Uniformity and Difference

Rabbi Melanie Aron

Friday, September 9, 2011

I sometimes get phone calls from people who are coming to our services for the first time and want to know what to wear. I am sympathetic with their questions. I know how uncomfortable it can be feeling that you were the only one who didn’t get the message that everyone is dressing much more formally or informally than you expected. It’s nice for clothes to be expressive of our personalities or values, but we are more comfortable if we are not dressed too differently from everyone else.

A common American stereotype is that of the rugged individualist, who listens to his or her own inner drummer, and goes his or her own way. But, as Rabbi Bradley Shavit Artson points out in an article about this week’s Torah portion, there are limits to our American toleration of individualism. “If you move too far out of the mainstream”, he writes, “you will be regarded as an eccentric, or worse yet, a kook”. We pride ourselves on our tolerance as a nation, and yet are deeply uncomfortable with differences.
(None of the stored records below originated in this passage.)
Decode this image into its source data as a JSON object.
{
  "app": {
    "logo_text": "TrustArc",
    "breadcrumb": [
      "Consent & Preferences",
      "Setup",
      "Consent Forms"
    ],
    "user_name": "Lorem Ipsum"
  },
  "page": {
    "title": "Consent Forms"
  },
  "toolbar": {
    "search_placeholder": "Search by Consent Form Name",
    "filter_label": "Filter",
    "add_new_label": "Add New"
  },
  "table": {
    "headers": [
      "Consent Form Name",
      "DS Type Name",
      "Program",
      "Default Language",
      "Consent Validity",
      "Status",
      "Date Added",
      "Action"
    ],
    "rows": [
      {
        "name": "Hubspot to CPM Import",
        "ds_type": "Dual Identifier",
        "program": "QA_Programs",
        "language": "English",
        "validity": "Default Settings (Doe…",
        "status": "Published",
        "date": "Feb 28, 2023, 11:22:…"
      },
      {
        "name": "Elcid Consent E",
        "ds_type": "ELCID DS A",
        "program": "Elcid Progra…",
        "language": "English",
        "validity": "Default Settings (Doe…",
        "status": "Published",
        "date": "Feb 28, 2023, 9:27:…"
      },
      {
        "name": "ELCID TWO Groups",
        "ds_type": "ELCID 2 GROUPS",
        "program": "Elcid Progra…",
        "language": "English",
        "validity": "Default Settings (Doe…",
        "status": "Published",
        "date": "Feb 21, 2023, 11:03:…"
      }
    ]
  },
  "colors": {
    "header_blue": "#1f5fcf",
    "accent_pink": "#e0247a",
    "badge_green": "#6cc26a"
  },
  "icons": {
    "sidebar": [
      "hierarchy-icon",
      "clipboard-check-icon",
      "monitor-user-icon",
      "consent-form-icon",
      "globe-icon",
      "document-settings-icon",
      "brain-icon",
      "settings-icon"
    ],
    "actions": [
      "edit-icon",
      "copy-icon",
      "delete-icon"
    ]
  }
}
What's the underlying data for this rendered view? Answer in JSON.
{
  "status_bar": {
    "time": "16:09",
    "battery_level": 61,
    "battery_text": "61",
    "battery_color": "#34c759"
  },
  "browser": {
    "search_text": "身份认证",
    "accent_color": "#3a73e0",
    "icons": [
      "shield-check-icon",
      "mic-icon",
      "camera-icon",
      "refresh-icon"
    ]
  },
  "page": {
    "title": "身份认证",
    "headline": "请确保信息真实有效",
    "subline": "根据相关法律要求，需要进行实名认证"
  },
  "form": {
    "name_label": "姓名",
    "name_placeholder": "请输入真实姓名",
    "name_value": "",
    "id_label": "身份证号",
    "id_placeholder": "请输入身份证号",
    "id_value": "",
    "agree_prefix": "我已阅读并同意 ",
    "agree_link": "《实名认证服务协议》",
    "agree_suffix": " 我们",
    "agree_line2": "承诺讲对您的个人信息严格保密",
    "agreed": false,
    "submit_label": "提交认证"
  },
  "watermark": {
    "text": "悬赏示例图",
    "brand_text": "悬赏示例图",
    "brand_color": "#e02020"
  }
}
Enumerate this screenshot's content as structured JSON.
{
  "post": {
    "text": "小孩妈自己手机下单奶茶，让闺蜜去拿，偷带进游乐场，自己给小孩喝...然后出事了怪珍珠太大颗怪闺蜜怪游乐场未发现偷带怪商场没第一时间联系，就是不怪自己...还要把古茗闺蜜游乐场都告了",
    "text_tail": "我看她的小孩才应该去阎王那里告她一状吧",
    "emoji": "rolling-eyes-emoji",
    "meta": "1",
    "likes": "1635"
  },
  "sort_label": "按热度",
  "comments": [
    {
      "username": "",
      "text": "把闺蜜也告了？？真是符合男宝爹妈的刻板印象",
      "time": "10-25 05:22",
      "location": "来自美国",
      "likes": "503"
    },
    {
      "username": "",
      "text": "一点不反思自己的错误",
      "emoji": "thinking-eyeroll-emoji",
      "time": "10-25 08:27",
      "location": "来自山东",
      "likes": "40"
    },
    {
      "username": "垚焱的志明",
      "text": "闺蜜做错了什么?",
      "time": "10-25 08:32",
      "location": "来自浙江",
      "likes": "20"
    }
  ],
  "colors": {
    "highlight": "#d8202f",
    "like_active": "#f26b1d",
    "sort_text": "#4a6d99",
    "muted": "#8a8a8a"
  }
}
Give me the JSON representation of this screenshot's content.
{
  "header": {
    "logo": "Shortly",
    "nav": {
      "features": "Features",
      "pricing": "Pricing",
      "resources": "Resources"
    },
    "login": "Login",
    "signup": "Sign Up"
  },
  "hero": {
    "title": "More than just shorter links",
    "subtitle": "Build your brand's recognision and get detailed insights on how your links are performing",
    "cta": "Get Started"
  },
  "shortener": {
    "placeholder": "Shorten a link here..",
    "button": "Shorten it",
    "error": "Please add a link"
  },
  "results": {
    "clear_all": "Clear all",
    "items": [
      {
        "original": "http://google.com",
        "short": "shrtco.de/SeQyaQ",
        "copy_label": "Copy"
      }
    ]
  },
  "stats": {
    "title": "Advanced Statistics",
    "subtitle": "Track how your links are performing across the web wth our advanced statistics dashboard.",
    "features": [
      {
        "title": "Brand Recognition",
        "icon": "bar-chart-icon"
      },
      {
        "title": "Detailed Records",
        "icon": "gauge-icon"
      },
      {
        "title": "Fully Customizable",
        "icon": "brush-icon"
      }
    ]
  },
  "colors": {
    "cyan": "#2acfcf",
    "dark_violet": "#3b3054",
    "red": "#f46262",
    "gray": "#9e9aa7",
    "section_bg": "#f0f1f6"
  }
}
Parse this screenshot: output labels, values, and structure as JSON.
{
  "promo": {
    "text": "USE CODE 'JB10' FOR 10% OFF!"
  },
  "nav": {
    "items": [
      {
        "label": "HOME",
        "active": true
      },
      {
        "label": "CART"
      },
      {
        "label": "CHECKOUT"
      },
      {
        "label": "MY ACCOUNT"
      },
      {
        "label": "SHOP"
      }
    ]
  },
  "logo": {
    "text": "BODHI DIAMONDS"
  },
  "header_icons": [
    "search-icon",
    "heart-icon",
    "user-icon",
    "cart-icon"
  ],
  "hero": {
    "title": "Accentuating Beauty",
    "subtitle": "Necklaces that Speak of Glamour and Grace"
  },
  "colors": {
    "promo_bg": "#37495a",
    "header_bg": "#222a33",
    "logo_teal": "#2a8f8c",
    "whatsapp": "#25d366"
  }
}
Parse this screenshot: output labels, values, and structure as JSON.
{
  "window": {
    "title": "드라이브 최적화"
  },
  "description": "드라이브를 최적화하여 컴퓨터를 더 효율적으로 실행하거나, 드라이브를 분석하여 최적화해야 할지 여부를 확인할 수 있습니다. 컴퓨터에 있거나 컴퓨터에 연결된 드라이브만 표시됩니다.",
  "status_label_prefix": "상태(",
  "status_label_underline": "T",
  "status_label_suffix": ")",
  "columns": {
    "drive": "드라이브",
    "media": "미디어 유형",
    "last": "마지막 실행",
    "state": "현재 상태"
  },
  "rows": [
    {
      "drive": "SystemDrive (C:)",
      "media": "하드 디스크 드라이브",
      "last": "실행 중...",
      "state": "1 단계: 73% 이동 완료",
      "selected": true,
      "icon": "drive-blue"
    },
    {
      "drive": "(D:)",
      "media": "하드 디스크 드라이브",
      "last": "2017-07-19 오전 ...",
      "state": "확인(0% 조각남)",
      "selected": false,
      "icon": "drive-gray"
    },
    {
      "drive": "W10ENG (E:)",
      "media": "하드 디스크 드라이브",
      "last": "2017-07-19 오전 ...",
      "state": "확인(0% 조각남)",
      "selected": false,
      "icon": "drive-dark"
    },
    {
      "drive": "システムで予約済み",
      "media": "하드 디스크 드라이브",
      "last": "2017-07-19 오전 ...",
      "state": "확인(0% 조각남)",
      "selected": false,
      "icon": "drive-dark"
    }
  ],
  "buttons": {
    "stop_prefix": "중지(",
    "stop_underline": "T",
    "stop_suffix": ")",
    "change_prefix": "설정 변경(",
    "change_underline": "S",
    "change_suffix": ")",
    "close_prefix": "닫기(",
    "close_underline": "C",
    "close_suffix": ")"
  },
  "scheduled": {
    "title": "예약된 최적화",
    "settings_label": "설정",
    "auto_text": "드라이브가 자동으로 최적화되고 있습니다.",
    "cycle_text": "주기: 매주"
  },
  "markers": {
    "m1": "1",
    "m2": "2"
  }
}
Ancient people wondered why there were differences between individuals and between groups of people. Children will often ask about this spontaneously, much to the embarrassment of the adults around them.

In Biblical tradition differences between peoples enter the world with the story of the Tower of Babel. Modern scholarship associates the Tower with the Ziggurats of ancient Babylonian. Imagine the impression those tall mountain like buildings must have made on people from more distant less developed areas, like Canaan.

While some read the Biblical story of division among peoples as a punishment for human over-reaching, it can also be understood as a necessary consequence of the Bible’s basic outlook towards individuality.

When humans are created in the Bible, we are told that they are created in the divine image, but of course an essential teaching of Judaism is that there is no image of the divine. Later the rabbis of the Talmud marvel that humans are all created in God’s image and yet each of us is unique.

Rabbi Jonathan Sacks, Orthodox Chief Rabbi of Great Britain, believes that respect for difference was one of Judaism’s contributions to the world. Judaism put forth the view that “we are all in God’s image and we are all different.”

He follows the view of his Orthodox predecessor, Rabbi Samson Raphael Hirsch who taught, “the division of humanity into many languages and cultures, is the necessary precondition of human freedom and dignity.”Sacks reads the statement at the beginning of the Tower of Babel story, that everyone spoke one language and had one common speech, as suggesting that this was something the powerful Babylonians insisted on, repressing the particular languages of the many peoples of their empire. Only with God’s intervention, is each nation, culture and faith, given its own integrity. For Sacks, this is the Jewish origin of a multicultural perspective- that is “the human condition is universal.. but the expression of that condition is particular”. That is why for the Jewish people, the God of Israel could be the God of all the world, without the religion of Israel being the religion of all humanity.

In this week’s Torah portion we find the instruction, do not plow with an ox and a donkey together (Deut 22:10). On the pshat level, the simple reading of the text, this is an important teaching about the prevention of cruelty to animals, tzaar baalei chayim. The ox and the donkey are mismatched and if they pull together, one will be dragged and the other pulling more than its weight. But read metaphorically, this verse has been understood as an instruction concerning respect for individual differences and for differences among groups of people. The ox should not be forced to try and conform to being a donkey, nor should the donkey have to try and conform to being an ox. Similarly, people should not be forced to be that which they are not, but should be appreciated in their distinctiveness.

There are many ways that we can reflect on the lessons we have learned as a society since the 11th of September ten years ago. Some of the lessons we have learned are about loss and grief, heroism and love. Some have to do with understanding that the United States is not an island, but part of a larger world. Others relate to the importance of assessing possible outcomes when problems are left undressed and allowed to fester. But the biggest practical change that I have seen in our local community over the past ten years has been a willingness to talk about and explore religious and ethnic differences within the United States. In part this has been a response to the intolerance which was also a reaction to 9-11 and in part it has been a reflection of a larger ongoing process of immigration and global mindedness that has brought changes to all of our communities. But the healthy part of this response has been a willingness to see that religious diversity is no longer just Protestant, Catholic and Jew and that being alert to diversity now includes sensitivity to the appropriate gym clothes for observant Muslim students, along with the food served to Buddhist and Hindu work associates. The many different religious and ethnic groups in the United States want to be respected and understood as both uniquely themselves and as part of our common community.

Our local Jewish community relations council was a sponsor of an event on Wednesday evening that included 30 different religious groups from across the South Bay. On Sunday a member of our congregation will represent the Jewish community at a Sikh Temple in the morning, while I will speak in the afternoon at the Muslim Community Association, and another member of the congregation represent us in the evening at a Methodist church’s interfaith observance. In these ways we prevent the victory of the terror of 9-11 and begin to move toward a better tomorrow. In this way we affirm our tradition’s commitment to the dignity of difference. “Humans may wish to impose uniformity, but God makes space for difference.”